370 years ago on this night, in February 1645, Dorset lost a hero ….. A man so true, so courageous, that his enemies genuinely lived in mortal fear of him.
Major Francis Sydenham, brother of the governor of Weymouth & Melcombe, Colonel William Sydenham, was at rest in his billet in Weymouth when one of two audacious Royalist attacks upon the main forts of the parliamentarian garrison took place at the Chapel Fort of St Nicholas, an old 14th century church which the ‘Roundheads had fortified and which strategically controlled the towns and quaysides with its guns.
The surprise attacks were by 60 Portlanders from the Royalist Garrison on the island and 60 more were simultaneously attacking the Fort upon the Nothe headland, both attacks being timed to begin at Midnight.
The King’s commander in Dorset, Sir Lewis Dyve was supposed to attack Melcmbe at the same time, having been let in by one of many royalist conspirators who had hatched this cunning plot. Dyve however, failed to turn up and, although both of the Portlanders attacks on the forts were completely successful, Dyve’s absence gave the traumatised parliamentarians an escape route and something to fight for as they fell back to defend Melcombe.

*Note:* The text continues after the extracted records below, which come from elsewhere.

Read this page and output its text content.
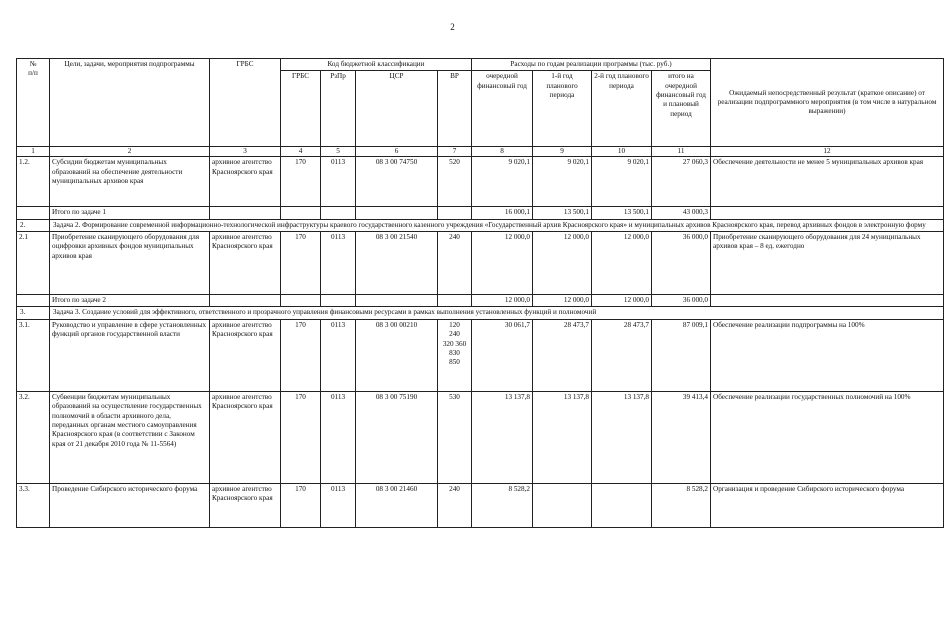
2
№
п/п	Цели, задачи, мероприятия подпрограммы	ГРБС	Код бюджетной классификации				Расходы по годам реализации программы (тыс. руб.)				Ожидаемый непосредственный результат (краткое описание) от реализации подпрограммного мероприятия (в том числе в натуральном выражении)
			ГРБС	РзПр	ЦСР	ВР	очередной финансовый год	1-й год планового периода	2-й год планового периода	итого на очередной финансовый год и плановый период	
1	2	3	4	5	6	7	8	9	10	11	12
1.2.	Субсидии бюджетам муниципальных образований на обеспечение деятельности муниципальных архивов края	архивное агентство Красноярского края	170	0113	08 3 00 74750	520	9 020,1	9 020,1	9 020,1	27 060,3	Обеспечение деятельности не менее 5 муниципальных архивов края
	Итого по задаче 1						16 000,1	13 500,1	13 500,1	43 000,3	
2.	Задача 2. Формирование современной информационно-технологической инфраструктуры краевого государственного казенного учреждения «Государственный архив Красноярского края» и муниципальных архивов Красноярского края, перевод архивных фондов в электронную форму										
2.1	Приобретение сканирующего оборудования для оцифровки архивных фондов муниципальных архивов края	архивное агентство Красноярского края	170	0113	08 3 00 21540	240	12 000,0	12 000,0	12 000,0	36 000,0	Приобретение сканирующего оборудования для 24 муниципальных архивов края – 8 ед. ежегодно
	Итого по задаче 2						12 000,0	12 000,0	12 000,0	36 000,0	
3.	Задача 3. Создание условий для эффективного, ответственного и прозрачного управления финансовыми ресурсами в рамках выполнения установленных функций и полномочий										
3.1.	Руководство и управление в сфере установленных функций органов государственной власти	архивное агентство Красноярского края	170	0113	08 3 00 00210	120
240
320 360
830
850	30 061,7	28 473,7	28 473,7	87 009,1	Обеспечение реализации подпрограммы на 100%
3.2.	Субвенции бюджетам муниципальных образований на осуществление государственных полномочий в области архивного дела, переданных органам местного самоуправления Красноярского края (в соответствии с Законом края от 21 декабря 2010 года № 11-5564)	архивное агентство Красноярского края	170	0113	08 3 00 75190	530	13 137,8	13 137,8	13 137,8	39 413,4	Обеспечение реализации государственных полномочий на 100%
3.3.	Проведение Сибирского исторического форума	архивное агентство Красноярского края	170	0113	08 3 00 21460	240	8 528,2			8 528,2	Организация и проведение Сибирского исторического форума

In the ensuing panic of the attack upon the Chapel Fort, one man kept his head and soon rallied the ousted soldiers of the parliamentarian garrison. Major Francis Sydenham, snapping out orders, got the men together into a coherent fighting force once more and was soon leading them back up the hill towards the Chapel Fort to try and retake it.
But the Portlanders had used the intervening time well to fortify their prize and, after a fierce struggle, the parliamentarians were beaten back. But worse still for them, was the fact that their leader, their talisman, Francis Sydenham was down and badly injured.
They bore his body down back in to Weymouth where, early the next morning, he succumbed to his wounds and died, aged just 27 years.
This great Dorset man has never received the recognition that he so richly deserves and that is part of the reason why, each year, we stage the Crabchurch Conspiracy weekend, to honour the brave souls of both sides, who gave their all in what is … Dorset’ Bloodiest Secret.